Afreximbank has consistently emphasised that sovereign-backed partnerships are among the most effective mechanisms for bridging Africa's infrastructure financing gap, which the AfDB estimates at $130–170 billion annually. By combining OIA's balance sheet with Botswana Power Corporation's power purchase agreement and the Botswana government's policy framework, the Maun project de-risks the financing structure in a way that purely commercial capital cannot replicate.
| Agreement | Parties | Scope |
|---|---|---|
| 500MW Solar PV + 500MW BESS Maun | O-Green (OIA subsidiary) / Botswana Power Corporation | Power purchase agreement · 25-year concession · First utility BESS in Botswana · First project under 3GW framework |
| 3GW Renewable Energy Framework | Oman Investment Authority / Government of Botswana | Solar, wind, and battery storage pipeline · Agreed November 2025 · Maun project is first activation |
| Critical Minerals Exploration | Minerals Development Oman / Exploration Investment Company Botswana | Geological assessment across 70% of Botswana's land area · Focus: copper, gold, graphite, iron ore |
| Petroleum Infrastructure | Botswana Oil Limited / OQ S.A.O.C | Oil storage facilities at Walvis Bay + Tshele Hills Strategic Petroleum Depot |
Sources: Muscat Daily, PV Tech, Green Building Africa, Botswana Ministry of Minerals and Energy • Compiled by: Limitless Beliefs Consulting
Beyond Solar Critical Minerals as the Strategic Extension
The mineral exploration agreement is the element of the Botswana–Oman package that most analysts have underweighted.

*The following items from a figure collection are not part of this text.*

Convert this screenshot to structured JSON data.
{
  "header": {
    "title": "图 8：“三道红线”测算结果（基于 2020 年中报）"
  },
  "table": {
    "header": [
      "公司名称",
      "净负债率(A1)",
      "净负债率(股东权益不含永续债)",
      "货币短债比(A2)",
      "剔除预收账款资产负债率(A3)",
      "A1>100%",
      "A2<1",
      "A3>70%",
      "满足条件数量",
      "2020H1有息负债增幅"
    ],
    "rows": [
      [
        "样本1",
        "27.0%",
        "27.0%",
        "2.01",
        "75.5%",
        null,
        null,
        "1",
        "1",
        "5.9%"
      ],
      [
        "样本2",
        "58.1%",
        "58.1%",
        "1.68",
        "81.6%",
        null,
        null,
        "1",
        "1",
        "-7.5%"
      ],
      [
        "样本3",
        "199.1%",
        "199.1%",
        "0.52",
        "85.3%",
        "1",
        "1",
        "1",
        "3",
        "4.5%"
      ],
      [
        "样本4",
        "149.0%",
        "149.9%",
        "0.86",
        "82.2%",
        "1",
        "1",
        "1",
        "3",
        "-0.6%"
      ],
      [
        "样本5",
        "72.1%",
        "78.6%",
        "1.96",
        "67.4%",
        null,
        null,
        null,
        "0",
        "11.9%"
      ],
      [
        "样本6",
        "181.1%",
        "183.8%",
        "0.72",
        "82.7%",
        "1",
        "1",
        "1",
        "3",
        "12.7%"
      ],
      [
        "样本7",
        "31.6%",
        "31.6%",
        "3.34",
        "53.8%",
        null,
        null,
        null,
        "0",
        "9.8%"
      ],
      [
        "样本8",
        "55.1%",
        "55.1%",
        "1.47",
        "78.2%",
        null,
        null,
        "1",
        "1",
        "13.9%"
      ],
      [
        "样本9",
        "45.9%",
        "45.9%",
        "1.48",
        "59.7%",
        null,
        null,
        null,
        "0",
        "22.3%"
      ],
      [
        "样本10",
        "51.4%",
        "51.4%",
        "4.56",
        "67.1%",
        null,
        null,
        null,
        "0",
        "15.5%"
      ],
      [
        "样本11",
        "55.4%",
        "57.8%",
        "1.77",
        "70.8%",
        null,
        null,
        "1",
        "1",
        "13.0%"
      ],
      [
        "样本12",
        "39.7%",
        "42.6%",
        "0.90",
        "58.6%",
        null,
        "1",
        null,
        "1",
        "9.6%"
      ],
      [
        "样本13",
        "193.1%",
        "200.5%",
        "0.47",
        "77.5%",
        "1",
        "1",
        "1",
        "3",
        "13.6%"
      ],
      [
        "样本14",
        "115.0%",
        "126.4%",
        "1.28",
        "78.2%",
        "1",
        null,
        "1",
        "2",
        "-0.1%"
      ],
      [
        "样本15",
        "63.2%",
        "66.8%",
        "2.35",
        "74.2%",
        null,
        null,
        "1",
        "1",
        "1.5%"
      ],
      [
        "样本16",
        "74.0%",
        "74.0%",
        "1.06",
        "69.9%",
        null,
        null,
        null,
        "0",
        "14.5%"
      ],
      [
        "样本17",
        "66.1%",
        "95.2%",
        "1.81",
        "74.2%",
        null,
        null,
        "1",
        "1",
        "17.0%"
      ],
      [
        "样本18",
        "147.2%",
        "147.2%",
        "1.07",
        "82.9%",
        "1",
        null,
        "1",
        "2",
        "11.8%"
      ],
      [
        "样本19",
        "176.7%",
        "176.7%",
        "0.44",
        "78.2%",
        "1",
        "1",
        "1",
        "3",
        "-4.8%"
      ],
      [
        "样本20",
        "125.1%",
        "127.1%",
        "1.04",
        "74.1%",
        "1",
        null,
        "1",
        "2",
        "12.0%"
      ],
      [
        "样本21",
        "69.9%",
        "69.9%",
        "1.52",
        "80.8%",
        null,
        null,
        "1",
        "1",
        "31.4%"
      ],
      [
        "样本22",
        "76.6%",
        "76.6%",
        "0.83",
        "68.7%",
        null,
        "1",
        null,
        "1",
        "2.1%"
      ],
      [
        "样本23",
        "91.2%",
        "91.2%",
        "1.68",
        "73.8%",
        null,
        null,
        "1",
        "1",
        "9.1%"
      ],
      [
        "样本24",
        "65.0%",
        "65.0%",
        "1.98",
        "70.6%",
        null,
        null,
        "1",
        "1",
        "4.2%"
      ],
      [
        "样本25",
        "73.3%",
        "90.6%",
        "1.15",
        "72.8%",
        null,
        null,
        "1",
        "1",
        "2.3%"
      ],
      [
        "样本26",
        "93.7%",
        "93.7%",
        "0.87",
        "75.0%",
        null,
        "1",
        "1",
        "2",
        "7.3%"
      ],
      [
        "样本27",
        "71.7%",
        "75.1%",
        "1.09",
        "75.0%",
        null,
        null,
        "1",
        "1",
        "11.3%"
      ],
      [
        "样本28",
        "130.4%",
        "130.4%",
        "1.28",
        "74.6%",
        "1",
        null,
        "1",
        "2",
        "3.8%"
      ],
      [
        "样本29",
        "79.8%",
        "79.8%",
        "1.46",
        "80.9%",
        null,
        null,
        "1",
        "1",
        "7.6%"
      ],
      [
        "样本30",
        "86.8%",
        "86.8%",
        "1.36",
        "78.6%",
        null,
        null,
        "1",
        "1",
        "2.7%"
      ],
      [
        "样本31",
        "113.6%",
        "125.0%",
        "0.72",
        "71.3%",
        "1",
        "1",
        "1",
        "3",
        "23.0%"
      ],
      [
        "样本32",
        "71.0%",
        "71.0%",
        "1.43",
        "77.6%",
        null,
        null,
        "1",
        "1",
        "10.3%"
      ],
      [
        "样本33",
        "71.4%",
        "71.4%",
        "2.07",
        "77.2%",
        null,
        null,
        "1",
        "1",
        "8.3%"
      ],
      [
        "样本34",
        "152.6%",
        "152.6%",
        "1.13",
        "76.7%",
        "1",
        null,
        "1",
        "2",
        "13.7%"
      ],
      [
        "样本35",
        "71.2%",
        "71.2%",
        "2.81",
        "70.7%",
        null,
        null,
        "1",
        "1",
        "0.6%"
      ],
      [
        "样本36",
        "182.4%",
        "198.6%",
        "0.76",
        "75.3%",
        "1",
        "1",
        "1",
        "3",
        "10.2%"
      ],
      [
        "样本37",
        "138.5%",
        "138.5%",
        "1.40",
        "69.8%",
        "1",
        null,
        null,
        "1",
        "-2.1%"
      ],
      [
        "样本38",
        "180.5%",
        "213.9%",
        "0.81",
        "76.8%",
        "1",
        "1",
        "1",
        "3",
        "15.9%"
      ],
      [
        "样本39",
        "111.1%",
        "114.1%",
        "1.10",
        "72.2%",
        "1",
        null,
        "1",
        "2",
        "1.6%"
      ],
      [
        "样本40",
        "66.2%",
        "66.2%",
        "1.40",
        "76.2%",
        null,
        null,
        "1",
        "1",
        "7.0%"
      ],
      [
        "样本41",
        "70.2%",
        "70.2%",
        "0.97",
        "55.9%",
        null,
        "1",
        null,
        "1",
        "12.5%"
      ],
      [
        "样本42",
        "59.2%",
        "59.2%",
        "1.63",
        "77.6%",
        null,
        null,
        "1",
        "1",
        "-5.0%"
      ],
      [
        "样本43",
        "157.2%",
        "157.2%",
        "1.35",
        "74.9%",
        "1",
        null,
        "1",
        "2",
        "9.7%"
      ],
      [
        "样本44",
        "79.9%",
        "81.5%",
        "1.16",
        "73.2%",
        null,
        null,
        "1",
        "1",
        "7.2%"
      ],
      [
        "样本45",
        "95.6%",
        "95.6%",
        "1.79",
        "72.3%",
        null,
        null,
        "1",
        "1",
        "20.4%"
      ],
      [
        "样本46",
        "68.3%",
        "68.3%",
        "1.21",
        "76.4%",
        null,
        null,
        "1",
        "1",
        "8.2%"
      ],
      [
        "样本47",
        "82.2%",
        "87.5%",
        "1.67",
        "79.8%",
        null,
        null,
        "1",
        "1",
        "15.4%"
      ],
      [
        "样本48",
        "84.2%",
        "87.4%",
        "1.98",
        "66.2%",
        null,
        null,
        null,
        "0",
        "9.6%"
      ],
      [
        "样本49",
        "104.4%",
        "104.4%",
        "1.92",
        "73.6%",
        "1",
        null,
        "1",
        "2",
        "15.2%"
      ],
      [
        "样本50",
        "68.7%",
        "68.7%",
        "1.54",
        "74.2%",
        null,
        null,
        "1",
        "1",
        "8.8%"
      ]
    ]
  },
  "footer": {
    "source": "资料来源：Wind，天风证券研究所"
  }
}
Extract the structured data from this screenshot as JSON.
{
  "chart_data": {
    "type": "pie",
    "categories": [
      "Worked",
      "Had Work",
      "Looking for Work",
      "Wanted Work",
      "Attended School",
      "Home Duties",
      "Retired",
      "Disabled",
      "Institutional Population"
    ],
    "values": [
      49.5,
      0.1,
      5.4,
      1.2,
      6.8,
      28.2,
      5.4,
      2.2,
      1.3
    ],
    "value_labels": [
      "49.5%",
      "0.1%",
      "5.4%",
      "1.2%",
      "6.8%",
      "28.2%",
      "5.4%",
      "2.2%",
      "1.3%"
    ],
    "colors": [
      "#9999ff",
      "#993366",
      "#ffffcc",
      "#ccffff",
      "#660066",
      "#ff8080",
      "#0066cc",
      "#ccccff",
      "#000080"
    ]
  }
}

A cooperation agreement between Minerals Development Oman and Exploration Investment Company Botswana covering geological assessment across approximately 70% of Botswana's land area, targeting copper, gold, graphite, and iron ore positions this partnership at the intersection of the energy transition and the critical minerals supply chain that enables it.
Graphite is a battery anode material. Copper is the wiring backbone of every solar installation, EV, and grid modernisation project globally. The global decarbonisation agenda that is driving demand for the Maun solar plant is the same agenda creating surging demand for the minerals Botswana may hold. Oman's involvement in both the energy and minerals dimensions of this deal reflects a sophisticated understanding of where transition value chains are being built and a sovereign capital appetite to participate across the full stack.
Botswana's economy has historically been anchored by diamond exports. The IMF has consistently highlighted the importance of diversification in resource-dependent economies, noting that commodity revenue concentration creates fiscal vulnerability to price cycle volatility. The Oman partnership addresses this directly not by replacing the mining economy but by adding energy infrastructure and critical mineral development as parallel growth pillars that are both linked to global demand trajectories.
The Botswana–Oman agreements represent one of the most structurally complete bilateral economic partnerships concluded in Southern Africa in recent years combining sovereign capital, a 25-year energy concession, critical minerals exploration across 70% of the country's land, and petroleum infrastructure in a single negotiating round. The 500MW Maun solar project is the headline. The 3GW pipeline behind it, the BESS storage precedent it sets, and the critical minerals dimension layered beneath it are the strategic story. Botswana is not just building a power plant it is constructing the energy and resource architecture of its post-diamond economy.